April 21, 2012
Thomas Heffner
The
United States is in open competition with the same countries from which
we buy our goods and finance our government. These countries supply our
consumption while simultaneously competing fiercely against our
companies in international markets. Nations like India, Japan and China,
along with trade blocs like the European Union, rail against
“protectionism” in the U.S. because they do not want to have their
unfettered access to our market tampered with.
The United States is told that it must oblige to its commitment to
“free trade,” not because it is in our best interest, but because it is
in our foreign creditors’ best interest. They want the current system to
continue unimpeded. Foreign exporters finance our government so the
U.S. can continue functioning, and then they make all of their money
back through the goods we buy from them. The U.S. government then pays
back its finance charges and over time foreign financiers virtually
double their investments. The United States is told that it must keep up
its end of the “free trade” bargain. Meanwhile other countries skirt
the rules, using hostile practices to put our companies out of business
and capture sectors of the market.
Other countries limit and restrict the amount of American-made goods
flowing into their markets. The United States puts up no such
regulations, and is thus flooded with foreign-made goods. The WTO,
NAFTA, and other “free trade” agreements favor the foreign producers in
this equation, and the United States is not one of them. We are told by
these international trade regimes that we cannot and should not protect
our own economy. Through “free trade” the U.S. must open itself up to
all foreign interests.
Our government has eroded its own regulations regarding capital
infusions, mergers and acquisitions, and foreign-takeovers. To make
matters worse, all successful American companies are for sale on an open
stock market. As a result the United States has lost thousands of
companies to foreign takeovers in the past 30 years, and stands to lose
even more as the economic crisis deepens. The same cannot be said of
other countries, where takeovers are closely regulated and major
industrial champions rarely – if ever – get purchased by an interest
overseas.
It is inevitable our foreign competitors have economically conquered
us. Our fate is sealed. Most Americans do not realize the gravity of the
situation because so much of the media attention is directed in favor
of the “free trade” system that has bankrupted us. Scholars,
politicians, professionals, and others from all walks of life have been
indoctrinated into the idea that “free trade” is the best and only way
to do business. Our political leaders believe in the whimsical idea, and
those that do not preach the fallacies of “free trade” are bought and
paid for by major corporate interests and foreign lobbies.
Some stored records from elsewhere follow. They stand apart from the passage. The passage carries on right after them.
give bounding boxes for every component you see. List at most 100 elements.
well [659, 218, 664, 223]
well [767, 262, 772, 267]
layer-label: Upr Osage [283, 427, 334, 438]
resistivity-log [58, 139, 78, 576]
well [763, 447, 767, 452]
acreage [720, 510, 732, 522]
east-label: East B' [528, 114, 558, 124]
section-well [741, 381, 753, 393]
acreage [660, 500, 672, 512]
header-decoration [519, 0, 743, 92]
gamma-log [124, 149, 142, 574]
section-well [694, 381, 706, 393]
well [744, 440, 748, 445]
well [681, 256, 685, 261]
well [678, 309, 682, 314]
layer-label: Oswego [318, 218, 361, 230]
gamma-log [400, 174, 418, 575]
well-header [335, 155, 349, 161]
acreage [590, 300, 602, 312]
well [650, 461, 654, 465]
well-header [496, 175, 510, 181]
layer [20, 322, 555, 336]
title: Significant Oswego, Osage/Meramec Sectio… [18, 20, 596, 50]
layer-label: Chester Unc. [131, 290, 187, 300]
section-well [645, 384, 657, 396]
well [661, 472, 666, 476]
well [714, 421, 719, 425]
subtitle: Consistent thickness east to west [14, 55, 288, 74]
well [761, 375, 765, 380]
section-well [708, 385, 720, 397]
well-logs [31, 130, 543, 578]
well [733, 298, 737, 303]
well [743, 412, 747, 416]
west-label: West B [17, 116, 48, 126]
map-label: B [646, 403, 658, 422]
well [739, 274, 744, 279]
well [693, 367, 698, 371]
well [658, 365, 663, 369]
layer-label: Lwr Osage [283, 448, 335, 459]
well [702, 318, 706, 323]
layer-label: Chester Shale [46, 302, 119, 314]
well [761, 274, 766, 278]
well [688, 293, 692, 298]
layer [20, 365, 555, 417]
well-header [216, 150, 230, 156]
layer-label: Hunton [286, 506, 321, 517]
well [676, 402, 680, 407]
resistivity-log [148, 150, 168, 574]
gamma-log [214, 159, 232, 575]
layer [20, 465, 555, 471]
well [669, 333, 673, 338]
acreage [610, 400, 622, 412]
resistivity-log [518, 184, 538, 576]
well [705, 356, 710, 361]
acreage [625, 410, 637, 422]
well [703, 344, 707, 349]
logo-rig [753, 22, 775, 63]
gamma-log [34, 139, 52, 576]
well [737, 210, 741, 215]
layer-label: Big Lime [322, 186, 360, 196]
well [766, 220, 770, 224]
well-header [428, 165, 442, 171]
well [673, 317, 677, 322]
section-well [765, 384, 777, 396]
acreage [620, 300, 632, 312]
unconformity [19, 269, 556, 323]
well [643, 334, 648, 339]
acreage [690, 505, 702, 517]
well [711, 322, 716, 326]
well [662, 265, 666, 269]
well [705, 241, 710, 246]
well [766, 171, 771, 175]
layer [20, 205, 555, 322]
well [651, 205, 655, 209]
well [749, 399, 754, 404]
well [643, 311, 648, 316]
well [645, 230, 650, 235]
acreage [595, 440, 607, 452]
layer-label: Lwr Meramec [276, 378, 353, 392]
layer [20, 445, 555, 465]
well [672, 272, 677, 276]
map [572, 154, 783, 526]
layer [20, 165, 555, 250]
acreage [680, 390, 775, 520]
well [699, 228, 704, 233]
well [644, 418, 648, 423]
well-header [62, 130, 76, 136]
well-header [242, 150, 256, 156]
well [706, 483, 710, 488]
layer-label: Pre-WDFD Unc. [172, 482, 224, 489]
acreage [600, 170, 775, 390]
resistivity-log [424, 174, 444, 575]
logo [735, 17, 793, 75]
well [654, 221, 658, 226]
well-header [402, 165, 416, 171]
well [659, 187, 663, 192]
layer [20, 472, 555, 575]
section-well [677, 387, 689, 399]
With this arrangement we are inexorably heading into the 21st century
as an American colony at full speed. Our experiment with economic
freedom, one which has gone on since 1776, is doomed at this rate. It
was great while it lasted.
As an economically conquered nation we have no ability to resist this
economic and political pressure. Our factories are shuttered and our
industries are unproductive. This country imports consumer goods which
could and should otherwise be made at home. It exports its wealth,
strength, and prestige in exchange.
With no internal capabilities remaining and no strength, we are happy
that our colonial masters even give us a job. There are thousands of
foreign-owned, American-registered companies in the United States. Many
of the automobile factories which presently supply our car market are
foreign-owned. Our state, local, and federal governments continue to
offer tax breaks and subsidies to these foreign companies in exchange
for a few American jobs even after this practice drove our own
automakers to the point of dissolution.
In the near future we may find our living standard diminished and our
prospects for growth and economic independence dampened. Without any
homegrown industries to drive a comeback we will be forced to be content
with our diminishing status. While formerly living in the lap of luxury
we allowed the greatest economy on earth to fall apart by living on
imports and foreign-financed debt. The “me first” mentality which drove
this country has pushed us into a crisis from which we will not return,
if we do not start fixing our problems now.